Panelist Justin Reynard, former programmer at Fallout: New Vegas developer Obsidian Entertainment and current CTO for LA startup Karma Labs, was diagnosed with testicular cancer in 2007. He suffered from a level of exhaustion that kept him from doing the things he'd rather be doing while he was in treatment, affecting both his coding and his gaming habits.
He found that the isolation his treatment required led him to play more interconnected, social console games, which were still relatively in their infancy at the time.
"That's why I played Final Fantasy 11 — or tried to," Reynard said. "One, there's no reaction time, it's mostly menu driven, so I could play it without worrying about slowing down. But also, I played that game for 10 years, so I made a lot of real-life friends — one of whom I just lost recently to cancer — and I played that game just to hang out with them. I wanted to be in chat. I could be in my apartment, by myself, on my couch, with my dog and just be with my friends on the internet.
"I also think games like that, role-playing games like that and stuff like Pokémon, allow you to get better as you play, so you feel like you're making progress in your life — even though it's in your digital life."

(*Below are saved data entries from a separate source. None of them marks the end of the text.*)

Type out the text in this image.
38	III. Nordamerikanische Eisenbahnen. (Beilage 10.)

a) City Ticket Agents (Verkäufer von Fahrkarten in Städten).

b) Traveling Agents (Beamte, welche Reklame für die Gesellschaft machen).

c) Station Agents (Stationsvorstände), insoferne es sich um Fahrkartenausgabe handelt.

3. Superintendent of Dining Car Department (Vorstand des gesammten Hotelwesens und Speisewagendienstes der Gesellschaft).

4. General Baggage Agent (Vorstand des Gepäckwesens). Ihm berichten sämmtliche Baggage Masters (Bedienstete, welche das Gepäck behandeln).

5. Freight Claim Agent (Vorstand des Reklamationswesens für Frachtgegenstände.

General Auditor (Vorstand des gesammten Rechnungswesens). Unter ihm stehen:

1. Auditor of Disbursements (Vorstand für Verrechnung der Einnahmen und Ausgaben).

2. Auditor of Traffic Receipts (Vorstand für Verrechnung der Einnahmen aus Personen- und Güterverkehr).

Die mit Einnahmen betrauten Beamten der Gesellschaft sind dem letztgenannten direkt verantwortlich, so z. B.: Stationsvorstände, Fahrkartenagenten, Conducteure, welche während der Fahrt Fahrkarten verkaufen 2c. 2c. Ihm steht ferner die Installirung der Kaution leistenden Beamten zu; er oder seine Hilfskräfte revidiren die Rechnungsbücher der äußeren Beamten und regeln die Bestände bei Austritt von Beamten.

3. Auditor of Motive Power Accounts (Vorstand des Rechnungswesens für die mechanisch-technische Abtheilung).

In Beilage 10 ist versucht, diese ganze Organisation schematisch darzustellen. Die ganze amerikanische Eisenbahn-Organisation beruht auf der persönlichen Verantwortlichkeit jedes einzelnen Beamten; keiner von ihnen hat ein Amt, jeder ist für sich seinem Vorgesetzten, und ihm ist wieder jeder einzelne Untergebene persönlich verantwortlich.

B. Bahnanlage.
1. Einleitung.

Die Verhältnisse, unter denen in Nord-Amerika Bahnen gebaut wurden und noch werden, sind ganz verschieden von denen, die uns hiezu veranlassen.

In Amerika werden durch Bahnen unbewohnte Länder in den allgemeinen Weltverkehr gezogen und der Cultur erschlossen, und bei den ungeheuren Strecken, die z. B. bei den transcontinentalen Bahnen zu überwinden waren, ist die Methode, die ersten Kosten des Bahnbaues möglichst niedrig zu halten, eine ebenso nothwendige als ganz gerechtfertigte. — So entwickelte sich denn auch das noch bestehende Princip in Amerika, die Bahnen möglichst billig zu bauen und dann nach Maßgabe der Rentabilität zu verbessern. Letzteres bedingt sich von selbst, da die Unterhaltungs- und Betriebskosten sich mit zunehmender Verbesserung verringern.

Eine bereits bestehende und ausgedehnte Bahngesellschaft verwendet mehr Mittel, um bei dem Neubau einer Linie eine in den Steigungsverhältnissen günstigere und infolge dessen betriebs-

RPGs like Pokémon and other turn-based genres are the perfect example of the type of game that suits the needs of cancer survivors. Most gamers in treatment have a lot of time on their hands, but very little energy, meaning they need long form experiences that don't require an overabundance of twitchy input. Pokémon in particular was a major part of Gonzalez recovery; he played the series constantly on his original "brick-like" Nintendo DS, and it served as a way for him to get to know his fellow young patients.
Despite the fact that their gaming preferences changed by necessity during their respective treatments, Gonzalez and Reynard emphasized that it in no way solidified their preferences for the rest of their lives. Today, one of Gonzalez's favorite series is Darksiders, which doesn't only focus on Death, it casts him in a leading role. Reynard still prefers social experiences, but also plays twitchier online games like Destiny, and isn't nearly as bothered by death in the media he consumes.
"The strangest thing is that I've gone back — I don't think I did it during my chemo, but before and after, I really liked violent horror films," Reynard said. "I expected, if you had asked me during chemo, if I would ever go back to it after, I would have said no. But the movies and video games, things like Resident Evil and Silent Hill, that kind of stuff, I still think is awesome. It didn't affect me."
"I believe it has to do with, when you come out of something like cancer, you can turn it — if you really survive it — into such a win," Reynard added. "The negativity doesn't have to carry over."